William Auerbach-Levy
William Auerbach-Levy (auch William Levy bzw. William Auerbach; * 14. Februar 1889 in Brest-Litowsk; † 29. Juni 1964 in Ossining, New York) war ein US-amerikanischer Maler, Kupferstecher und Illustrator.[1][2]
Leben
William Auerbach-Levy wurde 1889 in Brest-Litowsk geboren. Er emigrierte in die Vereinigten Staaten und absolvierte seine künstlerische Ausbildung an der National Academy of Design in New York. Anschließend setzte er seine Studien an der Académie Julian in Paris fort, wo er bei Jean-Paul Laurens unterrichtet wurde. William Auerbach-Levy war seit den 1910er Jahren als Künstler in den Vereinigten Staaten tätig. Neben seiner eigenen künstlerischen Arbeit engagierte er sich auch in der Lehre. Ab 1960 unterrichtete er an der Art School der National Academy of Design in New York. Er war Mitglied zahlreicher Künstlervereinigungen, darunter der National Academy, dem Salmagundi Club, der Chicago Society of Etchers und der Society of American Etchers. 1926 wurde er in die National Academy aufgenommen.[1][2]
Werk
William Auerbach-Levy war als Maler, Grafiker und Illustrator tätig. Sein Œuvre umfasst Porträts, figürliche Darstellungen, Landschaften sowie Werke mit jüdischen Themen. Einen besonderen Schwerpunkt bildeten Karikaturen und Illustrationen.
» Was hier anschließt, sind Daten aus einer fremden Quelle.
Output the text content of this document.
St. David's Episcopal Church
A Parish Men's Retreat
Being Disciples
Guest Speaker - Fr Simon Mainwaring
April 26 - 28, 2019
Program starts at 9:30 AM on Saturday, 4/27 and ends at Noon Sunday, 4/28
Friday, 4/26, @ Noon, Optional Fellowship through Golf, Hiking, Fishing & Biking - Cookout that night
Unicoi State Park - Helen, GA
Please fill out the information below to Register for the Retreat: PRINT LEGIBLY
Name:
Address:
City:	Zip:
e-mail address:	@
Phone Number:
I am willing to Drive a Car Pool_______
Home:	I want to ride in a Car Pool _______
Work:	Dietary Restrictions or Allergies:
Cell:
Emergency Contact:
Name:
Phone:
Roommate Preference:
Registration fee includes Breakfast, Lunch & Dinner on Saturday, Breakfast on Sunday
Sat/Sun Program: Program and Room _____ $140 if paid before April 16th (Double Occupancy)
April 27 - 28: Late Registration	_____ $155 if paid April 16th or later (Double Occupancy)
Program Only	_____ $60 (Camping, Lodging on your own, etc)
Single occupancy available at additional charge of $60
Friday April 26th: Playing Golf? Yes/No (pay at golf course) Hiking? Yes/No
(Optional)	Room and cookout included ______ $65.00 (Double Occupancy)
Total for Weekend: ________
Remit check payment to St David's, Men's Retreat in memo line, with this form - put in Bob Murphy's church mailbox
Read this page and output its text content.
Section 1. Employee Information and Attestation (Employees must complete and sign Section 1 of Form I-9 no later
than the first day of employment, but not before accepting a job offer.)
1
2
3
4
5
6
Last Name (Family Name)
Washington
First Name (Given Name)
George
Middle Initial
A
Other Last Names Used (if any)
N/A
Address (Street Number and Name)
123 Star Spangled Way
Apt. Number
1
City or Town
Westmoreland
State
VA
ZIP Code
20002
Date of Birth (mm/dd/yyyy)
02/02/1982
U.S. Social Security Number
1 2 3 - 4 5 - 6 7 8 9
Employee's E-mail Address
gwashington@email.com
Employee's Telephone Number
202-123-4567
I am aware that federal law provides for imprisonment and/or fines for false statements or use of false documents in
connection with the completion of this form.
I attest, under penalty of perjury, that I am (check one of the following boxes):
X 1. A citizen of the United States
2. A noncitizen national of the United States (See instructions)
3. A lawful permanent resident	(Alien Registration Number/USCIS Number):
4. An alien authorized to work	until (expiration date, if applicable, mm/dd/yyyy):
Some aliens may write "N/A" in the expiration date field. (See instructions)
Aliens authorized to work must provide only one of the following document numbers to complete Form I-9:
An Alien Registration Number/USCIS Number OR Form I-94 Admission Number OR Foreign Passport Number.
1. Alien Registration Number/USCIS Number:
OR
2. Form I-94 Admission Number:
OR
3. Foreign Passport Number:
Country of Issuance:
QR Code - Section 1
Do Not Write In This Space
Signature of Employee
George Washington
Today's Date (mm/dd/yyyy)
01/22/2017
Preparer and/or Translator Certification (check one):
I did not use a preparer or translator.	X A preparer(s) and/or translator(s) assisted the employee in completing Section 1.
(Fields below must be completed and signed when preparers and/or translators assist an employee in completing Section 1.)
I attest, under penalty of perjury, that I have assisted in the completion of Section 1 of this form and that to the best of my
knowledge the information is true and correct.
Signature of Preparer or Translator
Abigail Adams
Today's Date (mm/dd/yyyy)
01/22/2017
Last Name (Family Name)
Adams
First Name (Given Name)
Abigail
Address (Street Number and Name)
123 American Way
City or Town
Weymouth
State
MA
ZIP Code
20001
Er arbeitete für zahlreiche renommierte amerikanische Zeitschriften wie Harper’s, The New Yorker, Collier’s und Vanity Fair. Als Grafiker wurde er vielfach ausgezeichnet. Zu seinen Auszeichnungen zählen unter anderem der Preis der Chicago Society of Etchers (1918), der Third Hallgarten Prize der National Academy of Design (1921), eine Bronzemedaille der California Printmakers (1923), mehrere Shaw Prizes des Salmagundi Clubs (1923, 1928, 1952, 1956), der Second Lewis Caricature Prize in Pennsylvania (1927), ein Fellowship des Guggenheim-Museums (1928) sowie die Samuel-F.-B.-Morse-Goldmedaille (1958).[1] Seine Werke befinden sich in bedeutenden öffentlichen Sammlungen, darunter im Museum of Fine Arts in Boston, im Art Institute of Chicago, im Detroit Institute of Arts, in der New York Public Library, in der Carnegie Institute Library in Pittsburgh, in der Library of Congress in Washington, D.C. sowie im Worcester Art Museum in Massachusetts.[1]
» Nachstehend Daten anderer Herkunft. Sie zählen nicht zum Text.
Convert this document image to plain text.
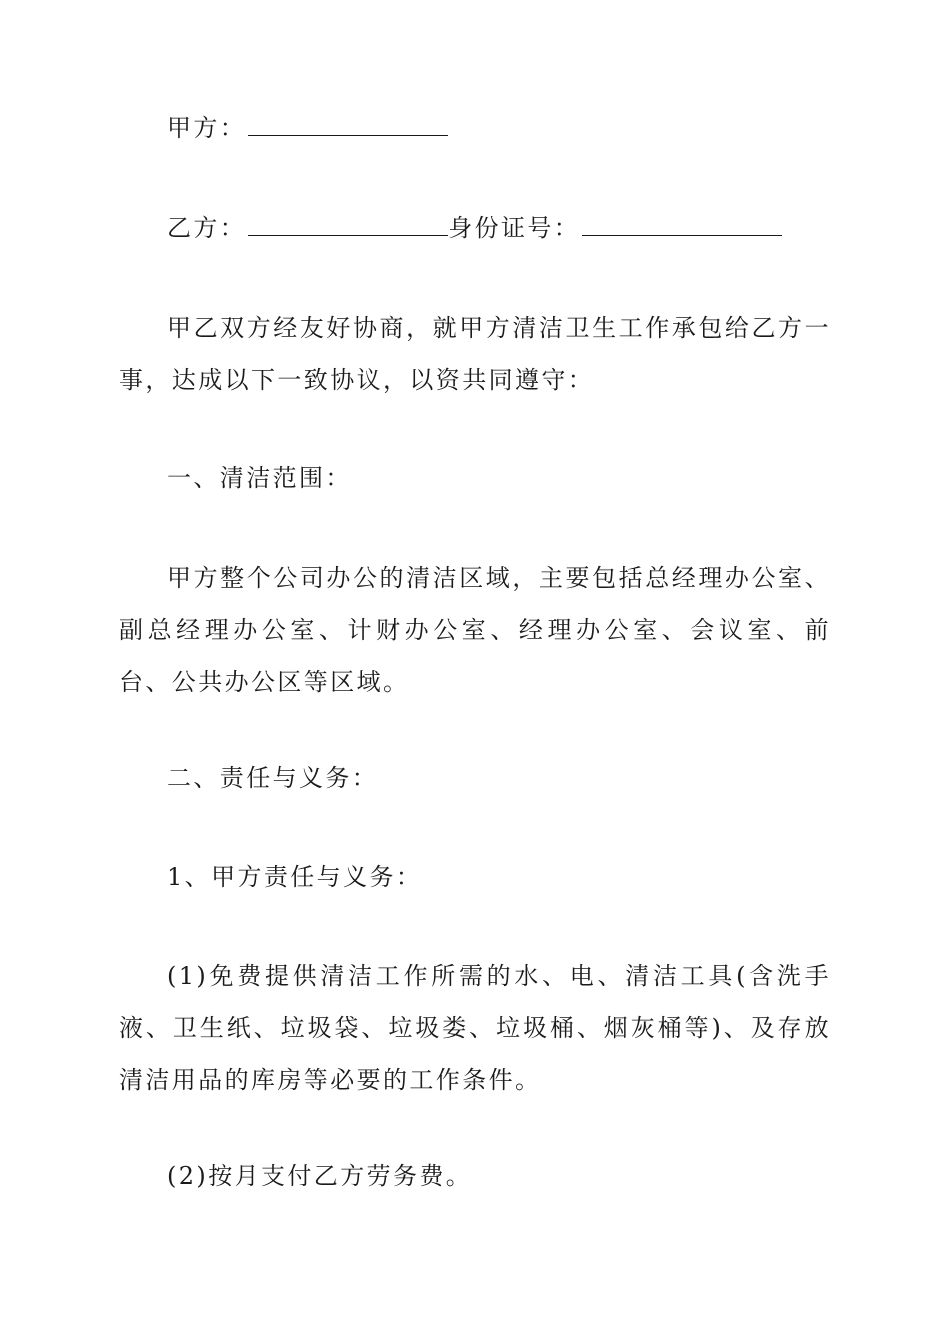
甲方：
乙方：	身份证号：
甲乙双方经友好协商，就甲方清洁卫生工作承包给乙方一事，达成以下一致协议，以资共同遵守：
一、清洁范围：
甲方整个公司办公的清洁区域，主要包括总经理办公室、副总经理办公室、计财办公室、经理办公室、会议室、前台、公共办公区等区域。
二、责任与义务：
1、甲方责任与义务：
(1)免费提供清洁工作所需的水、电、清洁工具(含洗手液、卫生纸、垃圾袋、垃圾娄、垃圾桶、烟灰桶等)、及存放清洁用品的库房等必要的工作条件。
(2)按月支付乙方劳务费。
Neben seiner bildnerischen Tätigkeit veröffentlichte Auerbach-Levy auch eigene Texte. Zu seinen autobiografisch und theoretisch geprägten Schriften zählen „Is That Me?“ aus dem Jahr 1947 und „The Art of Caricature“ aus dem Jahr 1951.[1]
Literatur
- Emmanuel Bénézit: Dictionary of artists. Band 1: A – Bedeschini. Paris, 2006.